Friday, February 18, 2011
Waiting: Good or Bad?
We are trying to finish up our second dossier paperwork. We are waiting on our background check. The only other papers we are missing, I think, include our employment verification, copy of our I-171 and our medical form. We will most likely have to re-do some blood work. We had some testing done a year ago. The verdict is still out, but I think I can probably safely call the doctor and have the lab work rescheduled. We can always cancel if we get good news. So, we are close. I don't feel ready, but I suppose I never will. Oh, I am anxious to have our little guy home, but I am not ready actually. His room is a disaster. We don't have any real supplies, toys, clothes, or furniture. We don't have enough funds yet. We still have online classes and books to finish.

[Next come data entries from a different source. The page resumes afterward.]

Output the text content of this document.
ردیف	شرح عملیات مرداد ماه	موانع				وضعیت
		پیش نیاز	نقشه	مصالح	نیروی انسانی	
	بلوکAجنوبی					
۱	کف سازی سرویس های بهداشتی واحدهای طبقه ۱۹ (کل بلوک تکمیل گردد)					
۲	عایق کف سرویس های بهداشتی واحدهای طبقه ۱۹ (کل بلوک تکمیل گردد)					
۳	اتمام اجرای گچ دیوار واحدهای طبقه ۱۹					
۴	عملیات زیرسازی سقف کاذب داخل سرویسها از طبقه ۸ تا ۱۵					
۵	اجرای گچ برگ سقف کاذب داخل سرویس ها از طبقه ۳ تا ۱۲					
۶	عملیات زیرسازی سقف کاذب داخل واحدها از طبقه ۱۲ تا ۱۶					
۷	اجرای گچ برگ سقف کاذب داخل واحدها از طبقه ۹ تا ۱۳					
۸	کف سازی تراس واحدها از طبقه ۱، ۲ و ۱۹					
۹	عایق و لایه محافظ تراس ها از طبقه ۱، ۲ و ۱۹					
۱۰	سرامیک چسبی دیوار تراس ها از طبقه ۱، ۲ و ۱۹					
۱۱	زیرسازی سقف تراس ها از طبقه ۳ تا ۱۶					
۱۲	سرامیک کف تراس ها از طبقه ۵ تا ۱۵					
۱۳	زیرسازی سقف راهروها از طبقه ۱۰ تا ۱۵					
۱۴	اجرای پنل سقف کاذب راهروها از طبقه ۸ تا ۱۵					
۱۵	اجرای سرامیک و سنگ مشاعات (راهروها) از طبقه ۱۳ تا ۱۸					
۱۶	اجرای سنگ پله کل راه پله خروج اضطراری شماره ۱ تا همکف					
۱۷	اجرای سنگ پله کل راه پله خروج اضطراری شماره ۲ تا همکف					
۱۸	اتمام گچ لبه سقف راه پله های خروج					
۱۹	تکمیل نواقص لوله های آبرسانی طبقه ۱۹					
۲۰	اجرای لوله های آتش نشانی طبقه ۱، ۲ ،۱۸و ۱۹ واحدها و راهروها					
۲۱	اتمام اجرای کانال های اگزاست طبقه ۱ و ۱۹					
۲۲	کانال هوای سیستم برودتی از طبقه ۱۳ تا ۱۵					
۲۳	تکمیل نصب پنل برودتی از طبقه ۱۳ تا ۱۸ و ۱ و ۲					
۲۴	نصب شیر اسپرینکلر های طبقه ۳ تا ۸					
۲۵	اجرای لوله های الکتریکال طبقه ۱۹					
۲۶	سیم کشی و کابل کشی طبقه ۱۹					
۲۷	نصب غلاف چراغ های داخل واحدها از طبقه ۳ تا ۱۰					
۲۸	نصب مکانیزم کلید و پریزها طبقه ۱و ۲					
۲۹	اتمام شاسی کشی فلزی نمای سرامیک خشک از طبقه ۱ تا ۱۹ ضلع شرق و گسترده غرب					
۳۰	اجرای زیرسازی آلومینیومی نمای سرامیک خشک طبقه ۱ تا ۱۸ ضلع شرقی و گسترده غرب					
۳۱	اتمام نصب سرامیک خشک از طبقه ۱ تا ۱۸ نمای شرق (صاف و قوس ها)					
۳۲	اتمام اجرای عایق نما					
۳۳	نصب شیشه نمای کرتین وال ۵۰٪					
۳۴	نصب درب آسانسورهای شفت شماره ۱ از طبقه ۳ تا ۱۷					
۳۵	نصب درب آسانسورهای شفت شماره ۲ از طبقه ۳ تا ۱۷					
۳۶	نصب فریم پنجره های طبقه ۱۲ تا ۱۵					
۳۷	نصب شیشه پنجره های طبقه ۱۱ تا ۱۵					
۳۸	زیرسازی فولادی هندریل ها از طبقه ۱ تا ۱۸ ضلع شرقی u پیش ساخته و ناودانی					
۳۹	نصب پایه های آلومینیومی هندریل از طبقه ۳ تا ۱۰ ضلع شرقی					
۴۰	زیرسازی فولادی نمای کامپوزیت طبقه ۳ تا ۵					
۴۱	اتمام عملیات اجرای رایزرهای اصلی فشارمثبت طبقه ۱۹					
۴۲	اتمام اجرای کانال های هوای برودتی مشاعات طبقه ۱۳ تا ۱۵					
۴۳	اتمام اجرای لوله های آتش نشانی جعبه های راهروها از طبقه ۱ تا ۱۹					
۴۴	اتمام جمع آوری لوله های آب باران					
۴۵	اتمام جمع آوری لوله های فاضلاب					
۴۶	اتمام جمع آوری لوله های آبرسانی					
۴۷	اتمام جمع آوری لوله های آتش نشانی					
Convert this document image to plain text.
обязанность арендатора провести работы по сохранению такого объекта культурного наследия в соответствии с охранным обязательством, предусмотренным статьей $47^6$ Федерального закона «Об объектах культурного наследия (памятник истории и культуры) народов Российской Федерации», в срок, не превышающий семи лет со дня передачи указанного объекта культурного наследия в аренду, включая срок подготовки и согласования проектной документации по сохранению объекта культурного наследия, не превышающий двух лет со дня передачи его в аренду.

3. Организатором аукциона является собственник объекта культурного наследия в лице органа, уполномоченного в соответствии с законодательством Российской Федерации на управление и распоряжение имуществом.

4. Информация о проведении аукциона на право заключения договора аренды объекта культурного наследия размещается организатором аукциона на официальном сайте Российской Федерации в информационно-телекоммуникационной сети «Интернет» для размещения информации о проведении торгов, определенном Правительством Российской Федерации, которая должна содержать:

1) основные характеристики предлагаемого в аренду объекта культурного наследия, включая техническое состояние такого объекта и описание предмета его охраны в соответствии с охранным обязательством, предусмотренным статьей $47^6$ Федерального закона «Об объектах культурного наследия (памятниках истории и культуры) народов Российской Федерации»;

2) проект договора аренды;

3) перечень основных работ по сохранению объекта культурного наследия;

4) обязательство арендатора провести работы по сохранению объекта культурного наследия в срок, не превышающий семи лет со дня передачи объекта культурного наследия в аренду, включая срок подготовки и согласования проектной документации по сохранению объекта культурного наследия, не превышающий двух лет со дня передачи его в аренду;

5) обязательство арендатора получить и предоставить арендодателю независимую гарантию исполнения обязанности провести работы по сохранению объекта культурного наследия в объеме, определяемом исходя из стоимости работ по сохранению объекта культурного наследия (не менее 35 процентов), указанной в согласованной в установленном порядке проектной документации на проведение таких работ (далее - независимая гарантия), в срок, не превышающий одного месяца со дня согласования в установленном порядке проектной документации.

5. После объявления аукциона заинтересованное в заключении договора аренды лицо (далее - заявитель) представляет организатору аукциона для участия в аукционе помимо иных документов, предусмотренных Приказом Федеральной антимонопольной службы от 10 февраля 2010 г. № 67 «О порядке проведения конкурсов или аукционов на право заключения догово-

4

I don't want things to slow down, but I do want to get more stuff done. This has become a time of wishing for more hours in the day. Things will happen though. People are planning baby showers. We will have at least one more big fundraiser. Tomorrow we have set aside the day to working in his room. I will have to take before and after pictures. Of course the before will be a little embarrassing. I think often of the first book I read. It talked rather in-depth about ways to use this time of waiting. I think we have our time full, but something that author said stood out to me. They encouraged using this time to work on yourself, not just your home. Spend more time with God, invest in relationships, learn a new skill. Why not? I absolutely want to be best mother I can be and I need more mercy and wisdom from God to achieve that. I need to hold on to the people around me. I'm certainly going to need them in the days ahead. I actually love learning. I know. I'm in a small group, but I want to spend my whole life learning. Maybe that's why I enjoy my job so much. Four year olds teach me more than I think I ever teach them. So bring on the waiting!